Lázaro sonrió con tranquilidad.

—Lucien, por favor. Es una menor. Que estén en la bandada me parece perfecto, pero que se vengan a volar no. Se irá corriendo a decírselo a sus padres, y éstos perderán el culo en llamar a la policía.

—Nevermore. Yo vi varias veces a nenes de siete años tomar ayahuasca. La edad que tengas por fuera no importa; la que importa es la de dentro —concluyó Lázaro, amable pero inflexiblemente—. Está preparada.

—No me estás entendiendo. Habrás visto a críos indígenas de siete años ponerse hasta arriba de drogas y luego jugar a saltar a la comba en tu tierra. Esto es Madrid.
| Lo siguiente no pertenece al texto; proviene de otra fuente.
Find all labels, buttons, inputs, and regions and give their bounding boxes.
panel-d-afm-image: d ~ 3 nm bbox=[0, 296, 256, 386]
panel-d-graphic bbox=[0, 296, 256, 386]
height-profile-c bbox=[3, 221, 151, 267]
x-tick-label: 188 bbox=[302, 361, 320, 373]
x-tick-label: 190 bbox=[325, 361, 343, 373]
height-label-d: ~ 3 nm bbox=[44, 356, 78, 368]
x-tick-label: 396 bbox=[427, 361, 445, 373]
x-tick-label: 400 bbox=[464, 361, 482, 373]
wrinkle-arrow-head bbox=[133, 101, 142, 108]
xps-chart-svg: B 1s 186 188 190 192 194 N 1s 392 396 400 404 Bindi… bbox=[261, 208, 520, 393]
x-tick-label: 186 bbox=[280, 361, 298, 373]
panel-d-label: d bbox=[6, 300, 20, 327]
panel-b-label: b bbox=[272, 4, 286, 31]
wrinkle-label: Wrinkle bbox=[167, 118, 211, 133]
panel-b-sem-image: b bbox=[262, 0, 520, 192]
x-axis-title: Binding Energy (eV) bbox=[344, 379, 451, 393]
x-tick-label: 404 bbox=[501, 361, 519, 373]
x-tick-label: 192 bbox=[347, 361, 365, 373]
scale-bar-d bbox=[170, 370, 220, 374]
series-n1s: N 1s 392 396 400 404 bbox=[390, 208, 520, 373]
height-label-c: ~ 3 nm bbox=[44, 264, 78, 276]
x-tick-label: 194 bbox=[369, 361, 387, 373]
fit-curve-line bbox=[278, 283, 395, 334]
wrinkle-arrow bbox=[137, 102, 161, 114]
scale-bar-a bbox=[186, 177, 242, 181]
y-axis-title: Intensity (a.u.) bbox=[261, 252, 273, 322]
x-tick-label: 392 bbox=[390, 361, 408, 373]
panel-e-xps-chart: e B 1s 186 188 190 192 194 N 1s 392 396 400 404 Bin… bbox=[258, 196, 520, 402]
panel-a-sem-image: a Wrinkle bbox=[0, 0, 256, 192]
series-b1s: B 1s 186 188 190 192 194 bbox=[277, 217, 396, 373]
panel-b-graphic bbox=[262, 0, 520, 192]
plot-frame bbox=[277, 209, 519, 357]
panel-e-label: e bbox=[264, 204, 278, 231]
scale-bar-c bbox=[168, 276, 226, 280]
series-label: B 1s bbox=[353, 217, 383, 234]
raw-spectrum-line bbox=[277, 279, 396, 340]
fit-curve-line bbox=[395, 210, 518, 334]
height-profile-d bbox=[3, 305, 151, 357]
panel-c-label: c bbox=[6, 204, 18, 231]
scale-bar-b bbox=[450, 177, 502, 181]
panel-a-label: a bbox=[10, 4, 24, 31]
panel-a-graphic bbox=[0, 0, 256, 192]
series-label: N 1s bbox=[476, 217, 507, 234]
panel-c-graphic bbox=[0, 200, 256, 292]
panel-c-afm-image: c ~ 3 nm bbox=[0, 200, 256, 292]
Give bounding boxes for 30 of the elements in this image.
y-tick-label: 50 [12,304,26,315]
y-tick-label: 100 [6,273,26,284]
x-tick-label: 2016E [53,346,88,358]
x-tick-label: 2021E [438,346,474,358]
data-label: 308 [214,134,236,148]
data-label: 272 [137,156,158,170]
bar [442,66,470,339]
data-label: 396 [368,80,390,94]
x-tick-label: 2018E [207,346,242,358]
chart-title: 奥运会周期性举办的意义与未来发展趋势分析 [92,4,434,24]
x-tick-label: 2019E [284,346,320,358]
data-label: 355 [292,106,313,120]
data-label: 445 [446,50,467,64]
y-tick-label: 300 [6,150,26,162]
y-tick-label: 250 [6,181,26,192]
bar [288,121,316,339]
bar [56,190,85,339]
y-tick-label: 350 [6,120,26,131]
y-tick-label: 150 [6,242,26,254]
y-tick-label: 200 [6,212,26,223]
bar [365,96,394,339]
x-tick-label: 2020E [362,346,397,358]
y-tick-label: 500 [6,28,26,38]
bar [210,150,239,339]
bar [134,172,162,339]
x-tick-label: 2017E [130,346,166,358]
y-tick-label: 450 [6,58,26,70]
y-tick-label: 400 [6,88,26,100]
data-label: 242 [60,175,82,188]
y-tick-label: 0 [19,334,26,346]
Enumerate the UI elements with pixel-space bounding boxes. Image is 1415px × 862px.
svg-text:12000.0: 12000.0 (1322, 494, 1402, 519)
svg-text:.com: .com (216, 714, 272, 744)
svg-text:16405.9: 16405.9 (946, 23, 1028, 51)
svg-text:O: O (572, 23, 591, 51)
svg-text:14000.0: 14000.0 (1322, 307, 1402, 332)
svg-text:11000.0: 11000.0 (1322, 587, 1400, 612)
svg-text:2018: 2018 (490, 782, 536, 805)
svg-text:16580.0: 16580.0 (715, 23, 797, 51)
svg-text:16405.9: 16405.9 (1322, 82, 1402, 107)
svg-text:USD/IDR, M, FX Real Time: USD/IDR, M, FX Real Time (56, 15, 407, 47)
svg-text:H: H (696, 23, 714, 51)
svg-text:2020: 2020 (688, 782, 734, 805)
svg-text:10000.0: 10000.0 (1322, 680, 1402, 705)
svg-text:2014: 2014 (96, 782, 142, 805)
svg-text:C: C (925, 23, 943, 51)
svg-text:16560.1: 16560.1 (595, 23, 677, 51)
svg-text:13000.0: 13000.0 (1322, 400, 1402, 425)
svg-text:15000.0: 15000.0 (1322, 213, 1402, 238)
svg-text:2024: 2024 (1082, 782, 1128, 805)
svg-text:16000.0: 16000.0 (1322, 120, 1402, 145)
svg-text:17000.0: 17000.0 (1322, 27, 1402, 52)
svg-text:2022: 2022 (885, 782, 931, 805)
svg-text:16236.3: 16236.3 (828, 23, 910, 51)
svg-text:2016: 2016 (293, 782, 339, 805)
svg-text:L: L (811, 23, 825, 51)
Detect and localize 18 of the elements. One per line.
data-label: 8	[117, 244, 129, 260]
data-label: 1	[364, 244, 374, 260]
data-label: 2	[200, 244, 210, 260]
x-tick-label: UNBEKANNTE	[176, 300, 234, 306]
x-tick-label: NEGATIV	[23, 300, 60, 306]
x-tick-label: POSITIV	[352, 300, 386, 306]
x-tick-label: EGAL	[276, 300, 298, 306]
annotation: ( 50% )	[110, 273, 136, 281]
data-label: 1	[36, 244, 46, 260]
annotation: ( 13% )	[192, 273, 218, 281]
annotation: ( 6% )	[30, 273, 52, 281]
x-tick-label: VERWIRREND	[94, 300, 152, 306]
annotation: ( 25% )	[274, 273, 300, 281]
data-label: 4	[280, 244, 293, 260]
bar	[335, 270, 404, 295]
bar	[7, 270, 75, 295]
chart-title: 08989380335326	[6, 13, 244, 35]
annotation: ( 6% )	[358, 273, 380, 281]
Aquí intoxicas a una niña y vas a la cárcel.

—Miguel —le cortó Lucien con una sonrisa desagradable—. Yo soy de Buenos Aires. ¿Vos te creés que vamos en taparrabos?

—Has sido tú el que ha dicho que...

—En Pucallpa, Nevermore. Ángeles y yo nos recorrimos la Argentina, Chile, Bolivia y Perú antes de venir acá.

—No tengo ni la menor idea de dónde está Pucallpa, Lucien. Y no te piques conmigo. Yo sólo advierto.

—Vos no sabés dónde está Pucallpa. Yo sí. Vos no sabés lo que hacen allá. Yo sí. Vos no sabés si Cristina está preparada. Yo sí. Parecés no saber qué nos estamos jugando, Miguel.

—No es cuestión de preparación, Lucien...

—Sí lo es, Nevermore. La ley de un país es absolutamente intrascendente.

—Pues —suspiró el hombre— asegúrate de asustarla bien para que no lo cuente por ahí, Lucien. Pero no me gusta ni pizca.